Saya mendapatkan referensi bacaan lain dari Tempo yang mengisahkan Shoichi Yokoi seorang prajurit Jepang yang lahir di Prefektur Aichi Jepang pada 1915.

Sebelum direkrut menjadi Angkatan Darat Kekaisaran Jepang pada 1941, Yokoi bekerja sebagai penjahit. Setelah bergabung dengan prajurit, dia ditempatkan di Tiongkok sampai kemudian dipindahkan ke Guam. Setelah pasukan Amerika hampir memusnahkan resimen Yokoi pada musim panas 1944, dia dan rekannya melarikan diri ke hutan.

Yokoi adalah salah satu dari sekitar 5.000 tentara Jepang yang menolak menyerah kepada Sekutu setelah Pertempuran Guam. Dia lebih memilih hidup dalam pelarian daripada malu ditahan sebagai tawanan perang. Meski Sekutu menangkap dan membunuh sebagian besar tentara tersebut, sekitar 130 tetap bersembunyi pada akhir Perang Dunia II.

Awalnya, mereka bertahan hidup dengan mengonsumsi ternak penduduk setempat. Lalu, mereka mundur ke bagian pulau yang makin terpencil. Mereka tinggal di gua atau tempat berlindung sementara di bawah tanah. Mereka makan sedapatnya.

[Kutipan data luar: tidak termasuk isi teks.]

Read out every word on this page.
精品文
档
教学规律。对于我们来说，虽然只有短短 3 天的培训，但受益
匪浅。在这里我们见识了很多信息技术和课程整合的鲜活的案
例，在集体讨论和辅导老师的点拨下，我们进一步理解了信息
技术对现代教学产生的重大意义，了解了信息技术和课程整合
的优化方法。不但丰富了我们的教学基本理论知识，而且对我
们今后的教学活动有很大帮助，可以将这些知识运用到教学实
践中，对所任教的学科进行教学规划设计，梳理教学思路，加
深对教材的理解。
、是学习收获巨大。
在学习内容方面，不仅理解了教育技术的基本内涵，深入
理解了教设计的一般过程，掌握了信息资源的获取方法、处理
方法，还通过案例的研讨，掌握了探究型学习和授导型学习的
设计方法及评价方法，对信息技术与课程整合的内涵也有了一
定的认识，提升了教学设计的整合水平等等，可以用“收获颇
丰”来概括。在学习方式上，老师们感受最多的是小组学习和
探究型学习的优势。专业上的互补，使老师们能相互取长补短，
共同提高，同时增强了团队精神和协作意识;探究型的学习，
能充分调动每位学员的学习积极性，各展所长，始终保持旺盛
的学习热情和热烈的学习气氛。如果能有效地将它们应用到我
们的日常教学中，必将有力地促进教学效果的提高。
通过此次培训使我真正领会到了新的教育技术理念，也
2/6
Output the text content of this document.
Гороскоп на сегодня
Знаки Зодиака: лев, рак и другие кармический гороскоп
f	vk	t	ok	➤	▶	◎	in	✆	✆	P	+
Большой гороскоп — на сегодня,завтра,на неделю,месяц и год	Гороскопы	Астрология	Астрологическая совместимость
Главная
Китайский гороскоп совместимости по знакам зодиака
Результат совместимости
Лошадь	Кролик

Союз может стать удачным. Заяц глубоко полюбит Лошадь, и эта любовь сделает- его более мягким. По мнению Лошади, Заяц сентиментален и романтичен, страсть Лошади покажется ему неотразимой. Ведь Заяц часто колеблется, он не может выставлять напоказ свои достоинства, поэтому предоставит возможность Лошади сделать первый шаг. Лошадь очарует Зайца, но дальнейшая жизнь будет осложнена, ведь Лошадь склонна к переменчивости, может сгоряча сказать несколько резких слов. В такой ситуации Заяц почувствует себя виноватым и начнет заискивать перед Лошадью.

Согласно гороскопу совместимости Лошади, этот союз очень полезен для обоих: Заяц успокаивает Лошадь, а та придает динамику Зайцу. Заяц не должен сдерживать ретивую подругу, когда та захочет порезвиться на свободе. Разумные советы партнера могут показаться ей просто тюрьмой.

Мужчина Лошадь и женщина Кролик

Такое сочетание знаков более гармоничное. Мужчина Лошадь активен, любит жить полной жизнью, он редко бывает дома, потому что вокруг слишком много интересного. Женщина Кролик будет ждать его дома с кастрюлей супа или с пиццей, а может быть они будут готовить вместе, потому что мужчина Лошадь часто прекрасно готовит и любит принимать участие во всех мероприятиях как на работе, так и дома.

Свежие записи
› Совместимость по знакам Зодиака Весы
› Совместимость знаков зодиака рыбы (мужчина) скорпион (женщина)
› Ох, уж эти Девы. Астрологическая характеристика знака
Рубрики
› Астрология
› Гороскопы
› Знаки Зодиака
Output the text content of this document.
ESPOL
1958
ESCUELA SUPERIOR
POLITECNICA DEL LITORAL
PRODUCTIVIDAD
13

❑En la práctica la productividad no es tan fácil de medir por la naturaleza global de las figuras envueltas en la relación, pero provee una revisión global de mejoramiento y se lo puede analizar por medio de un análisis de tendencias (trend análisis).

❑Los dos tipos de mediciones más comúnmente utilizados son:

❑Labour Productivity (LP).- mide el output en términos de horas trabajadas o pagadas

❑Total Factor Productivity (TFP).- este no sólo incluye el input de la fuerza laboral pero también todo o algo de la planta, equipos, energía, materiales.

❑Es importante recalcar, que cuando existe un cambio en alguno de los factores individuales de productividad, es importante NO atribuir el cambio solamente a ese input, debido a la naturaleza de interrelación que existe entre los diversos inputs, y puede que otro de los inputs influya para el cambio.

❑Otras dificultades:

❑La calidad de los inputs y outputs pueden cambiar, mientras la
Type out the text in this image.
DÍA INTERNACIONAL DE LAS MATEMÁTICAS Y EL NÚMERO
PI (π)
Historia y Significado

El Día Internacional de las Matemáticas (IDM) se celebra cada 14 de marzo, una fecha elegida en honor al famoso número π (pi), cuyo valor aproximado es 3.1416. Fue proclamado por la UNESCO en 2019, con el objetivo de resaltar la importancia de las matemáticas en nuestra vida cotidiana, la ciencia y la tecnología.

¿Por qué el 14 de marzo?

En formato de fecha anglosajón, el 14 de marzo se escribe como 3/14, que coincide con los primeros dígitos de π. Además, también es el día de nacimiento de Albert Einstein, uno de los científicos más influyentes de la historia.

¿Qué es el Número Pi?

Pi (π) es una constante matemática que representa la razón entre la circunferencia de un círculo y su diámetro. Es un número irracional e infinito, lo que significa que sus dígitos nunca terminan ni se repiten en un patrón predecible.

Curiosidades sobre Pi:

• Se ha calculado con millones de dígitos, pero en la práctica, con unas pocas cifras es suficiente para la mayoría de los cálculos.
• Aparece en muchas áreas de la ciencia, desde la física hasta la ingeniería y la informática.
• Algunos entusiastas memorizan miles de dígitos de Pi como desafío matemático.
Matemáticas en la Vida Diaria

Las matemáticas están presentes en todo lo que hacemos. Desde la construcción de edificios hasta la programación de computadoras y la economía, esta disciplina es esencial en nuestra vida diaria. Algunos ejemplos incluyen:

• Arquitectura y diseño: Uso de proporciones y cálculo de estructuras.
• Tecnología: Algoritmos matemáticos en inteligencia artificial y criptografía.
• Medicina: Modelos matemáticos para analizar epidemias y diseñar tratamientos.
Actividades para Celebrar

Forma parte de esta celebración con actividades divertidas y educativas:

Yokoi menggunakan keterampilan menjahitnya untuk menenun pakaian dari kulit pohon dan menandai berlalunya waktu dengan mengamati fase bulan. Dia akhirnya berpisah dengan rekan-rekannya yang menyerah, menjadi korban tentara musuh yang sedang berpatroli, atau akhirnya meninggal.

Yokoi akhirnya tak ditemani siapa pun. Dia pun menghabiskan waktunya dengan bersembunyi dalam isolasi total.

Yokoi merupakan salah satu prajurit terakhir yang menyerah. Dia merupakan contoh ekstrem dari penerapan prinsip bushido, yang menekankan kehormatan dan pengorbanan diri.

Ketika Yokoi kembali ke Jepang setelah hampir tiga dekade bersembunyi, reaksi awalnya adalah penyesalan. “Dengan sangat malu saya kembali,” kata Yokoi. Meleleh saya mendengar kisah Yokoi ini. Begitu kuat ia memegang sumpah dan keyakinan hidup akan bushido.

Saat saya finish kontrak, majikan sebenarnya masih ingin saya kembali bekerja. Ia menangis dan katanya tidak tega berpisah dengan saya. Ia memilih menggantikan temannya yang cancel terbang ke Jepang, daripada mengantar saya ke bandara.

“Saya tidak akan kuat…” begitu tulisnya dalam surat yang ia titipkan melalui agency bersama banyak barang kenangan darinya.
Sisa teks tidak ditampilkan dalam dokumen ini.